Due notizie complementari: la prima relativa al fatto che al Museo del Novecento di Milano la direzione chiude le sale espositive dell’arte cinetica e programmata e liquida le opere non acquistate restituendole agli artisti o ai loro eredi, e la seconda è il rumore suscitato da un’ambigua mostra intitolata “Paraventi”, allestita alla Fondazione Prada, sempre a Milano.
L’arte e il mercato
A che serve sottolineare che, al di là del valore del movimento cinetico, in effetti si oscura qualcosa di cui il mercato non sa più che farsi, perché ingombrante, difficilmente esponibile in spazi che non siano museali e in sostanza “sorpassato”, mentre in contemporanea si pompa una materia che poco ha a che vedere con la cultura occidentale, ma perfettamente adatta ai tempi consumistici e volgari che stiamo attraversando?
Si sa da tempo che è il mercato delle grandi gallerie a dettare le direttive delle acquisizioni nelle istituzioni museali, ma non dovrebbero essere gli enti pubblici a illustrare gli aspetti storici che riguardano la materia per cui sono stati istituiti? Fin qui niente di nuovo, ma ora il mercato si mette a comandare anche retrospettivamente.
E’ così che assume un significato illuminante anche la seconda novità: la mostra nei prestigiosi spazi privati della Fondazione summenzionata. Cortine più o meno mobili di tutti i tipi e paraventi classici, alcuni decisamente azzardati (dubito per esempio che Le Corbusier o Yves Klein ne abbiano mai costruito qualcuno e non sono i soli sui quali scende la nebbia del dubbio d’autenticità), altri parecchio estrosi concepiti per l’occasione da artisti contemporanei che hanno interpretato il tema per l’occasione anche con i nuovi mezzi digitali.
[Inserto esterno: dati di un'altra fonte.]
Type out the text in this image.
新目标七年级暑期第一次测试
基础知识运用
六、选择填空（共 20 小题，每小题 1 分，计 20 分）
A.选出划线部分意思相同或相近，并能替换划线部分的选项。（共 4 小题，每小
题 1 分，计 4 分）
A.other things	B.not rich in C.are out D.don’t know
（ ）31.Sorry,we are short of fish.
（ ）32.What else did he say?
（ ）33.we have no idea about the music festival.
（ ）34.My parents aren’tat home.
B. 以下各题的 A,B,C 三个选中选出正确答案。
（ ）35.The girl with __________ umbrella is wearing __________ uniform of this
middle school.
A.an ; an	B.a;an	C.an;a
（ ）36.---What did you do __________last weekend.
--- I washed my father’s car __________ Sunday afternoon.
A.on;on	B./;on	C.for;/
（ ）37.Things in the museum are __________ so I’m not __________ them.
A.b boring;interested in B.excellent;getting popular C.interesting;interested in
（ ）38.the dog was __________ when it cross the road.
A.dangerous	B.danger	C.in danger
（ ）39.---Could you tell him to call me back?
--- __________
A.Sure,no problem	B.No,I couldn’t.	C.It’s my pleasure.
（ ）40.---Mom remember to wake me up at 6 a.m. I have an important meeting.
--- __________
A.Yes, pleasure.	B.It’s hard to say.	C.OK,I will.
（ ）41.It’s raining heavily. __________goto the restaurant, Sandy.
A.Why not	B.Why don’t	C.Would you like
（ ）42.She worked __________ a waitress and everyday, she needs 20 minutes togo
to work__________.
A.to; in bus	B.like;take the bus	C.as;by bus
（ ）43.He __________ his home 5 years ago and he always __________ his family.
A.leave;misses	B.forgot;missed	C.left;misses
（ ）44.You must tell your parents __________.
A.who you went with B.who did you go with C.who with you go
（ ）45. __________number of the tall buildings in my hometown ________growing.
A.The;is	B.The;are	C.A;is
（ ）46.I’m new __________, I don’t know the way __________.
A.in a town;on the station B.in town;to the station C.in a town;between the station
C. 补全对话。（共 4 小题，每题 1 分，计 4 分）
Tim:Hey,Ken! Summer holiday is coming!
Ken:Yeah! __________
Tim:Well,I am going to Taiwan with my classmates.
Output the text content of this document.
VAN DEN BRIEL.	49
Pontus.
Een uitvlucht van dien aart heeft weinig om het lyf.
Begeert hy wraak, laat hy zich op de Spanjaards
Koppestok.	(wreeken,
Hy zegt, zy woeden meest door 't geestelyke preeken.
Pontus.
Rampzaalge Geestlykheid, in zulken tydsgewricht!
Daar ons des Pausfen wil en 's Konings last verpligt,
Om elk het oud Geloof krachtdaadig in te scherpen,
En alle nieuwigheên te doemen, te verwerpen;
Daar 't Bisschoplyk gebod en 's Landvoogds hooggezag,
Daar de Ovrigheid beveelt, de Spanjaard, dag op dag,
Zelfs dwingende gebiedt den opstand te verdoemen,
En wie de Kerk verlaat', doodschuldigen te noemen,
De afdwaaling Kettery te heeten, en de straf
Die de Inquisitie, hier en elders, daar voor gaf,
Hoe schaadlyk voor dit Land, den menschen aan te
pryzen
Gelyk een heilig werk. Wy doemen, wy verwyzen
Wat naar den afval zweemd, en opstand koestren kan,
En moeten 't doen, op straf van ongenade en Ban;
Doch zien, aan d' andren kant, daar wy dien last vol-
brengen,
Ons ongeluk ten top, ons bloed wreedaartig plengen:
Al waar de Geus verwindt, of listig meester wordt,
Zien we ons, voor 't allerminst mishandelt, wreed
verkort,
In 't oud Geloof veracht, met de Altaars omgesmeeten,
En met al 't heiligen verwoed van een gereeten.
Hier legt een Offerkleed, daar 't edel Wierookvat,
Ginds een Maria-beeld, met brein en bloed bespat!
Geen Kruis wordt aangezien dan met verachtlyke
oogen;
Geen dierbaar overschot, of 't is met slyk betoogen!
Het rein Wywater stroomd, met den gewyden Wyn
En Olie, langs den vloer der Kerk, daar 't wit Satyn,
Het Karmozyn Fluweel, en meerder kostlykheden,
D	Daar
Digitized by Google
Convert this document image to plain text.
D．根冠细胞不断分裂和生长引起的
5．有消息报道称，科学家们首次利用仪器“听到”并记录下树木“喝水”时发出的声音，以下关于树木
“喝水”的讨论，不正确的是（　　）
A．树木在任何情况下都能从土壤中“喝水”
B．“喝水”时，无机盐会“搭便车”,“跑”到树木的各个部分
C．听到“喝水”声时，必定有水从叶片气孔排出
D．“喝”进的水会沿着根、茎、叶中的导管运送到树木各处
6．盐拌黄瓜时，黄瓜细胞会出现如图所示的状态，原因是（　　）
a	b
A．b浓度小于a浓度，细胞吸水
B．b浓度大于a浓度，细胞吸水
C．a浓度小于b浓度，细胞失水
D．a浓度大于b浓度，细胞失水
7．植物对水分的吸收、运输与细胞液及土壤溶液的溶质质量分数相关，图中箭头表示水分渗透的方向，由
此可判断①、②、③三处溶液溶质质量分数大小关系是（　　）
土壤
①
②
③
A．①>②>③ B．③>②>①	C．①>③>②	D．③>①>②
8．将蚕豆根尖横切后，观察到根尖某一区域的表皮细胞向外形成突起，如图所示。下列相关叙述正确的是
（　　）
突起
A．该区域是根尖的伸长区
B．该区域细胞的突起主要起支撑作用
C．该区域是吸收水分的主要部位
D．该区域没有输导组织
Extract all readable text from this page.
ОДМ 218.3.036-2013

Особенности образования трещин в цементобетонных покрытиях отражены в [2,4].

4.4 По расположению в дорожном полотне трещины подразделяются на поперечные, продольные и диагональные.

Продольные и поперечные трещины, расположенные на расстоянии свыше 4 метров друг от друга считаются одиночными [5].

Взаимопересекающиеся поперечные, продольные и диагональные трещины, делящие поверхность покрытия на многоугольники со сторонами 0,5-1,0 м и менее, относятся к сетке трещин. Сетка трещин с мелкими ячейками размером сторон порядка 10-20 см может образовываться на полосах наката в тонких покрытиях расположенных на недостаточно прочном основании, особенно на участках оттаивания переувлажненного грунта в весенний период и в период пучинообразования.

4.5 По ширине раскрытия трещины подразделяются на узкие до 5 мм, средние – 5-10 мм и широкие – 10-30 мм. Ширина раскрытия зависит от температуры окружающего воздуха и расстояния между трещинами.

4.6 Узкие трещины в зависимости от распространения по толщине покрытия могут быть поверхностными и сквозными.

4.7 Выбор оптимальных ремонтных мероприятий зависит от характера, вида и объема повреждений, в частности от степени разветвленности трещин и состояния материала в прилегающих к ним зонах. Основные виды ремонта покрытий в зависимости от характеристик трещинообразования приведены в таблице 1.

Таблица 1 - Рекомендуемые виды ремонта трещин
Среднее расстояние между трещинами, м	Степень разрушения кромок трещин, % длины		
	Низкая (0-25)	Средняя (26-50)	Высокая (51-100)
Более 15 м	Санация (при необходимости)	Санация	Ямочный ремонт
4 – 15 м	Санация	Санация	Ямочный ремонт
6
Il tutto mescolato a esempi storici della cultura dell’estremo oriente, dove nelle case aperte e leggere il mobile ha una tradizione e un significato.
Quando l’arte e il mercato vanno a braccetto
Altro che lo spazio architettonico indagato dai Colombo e /co! quello intimo, privato, dietro il quale nascondere la vergogna della famosa forbice della ricchezza, sempre più scandalosamente aperta. Del resto cosa aspettarsi di diverso da un’istituzione che si accomoda felicemente sui proventi di una clientela in grado di comprarsi borsette da signora da 5.000 Euro in su? Prevedendo l’andazzo di una città in cui il lusso sfrenato ha invaso ogni angolo, con i proventi delle vendite delle borsette (si fa per dire) Prada ha costruito un grande museo. Tanto di cappello! Il privato sostituisce il pubblico quando questo latita: è naturale.
E il cerchio si chiude sul Nuovo Rinascimento: aspettiamo pazienti che Lucrezia Borgia con la sua borsetta si affacci sulla loggia vaticana a sollazzarsi della monta degli stalloni.
W Nagasawa, ma i suoi paraventi, forse gli unici che quarant’anni fa hanno tentato di dire qualcosa alla cultura occidentale (Occidente ha un’etimo profetico), non erano in mostra.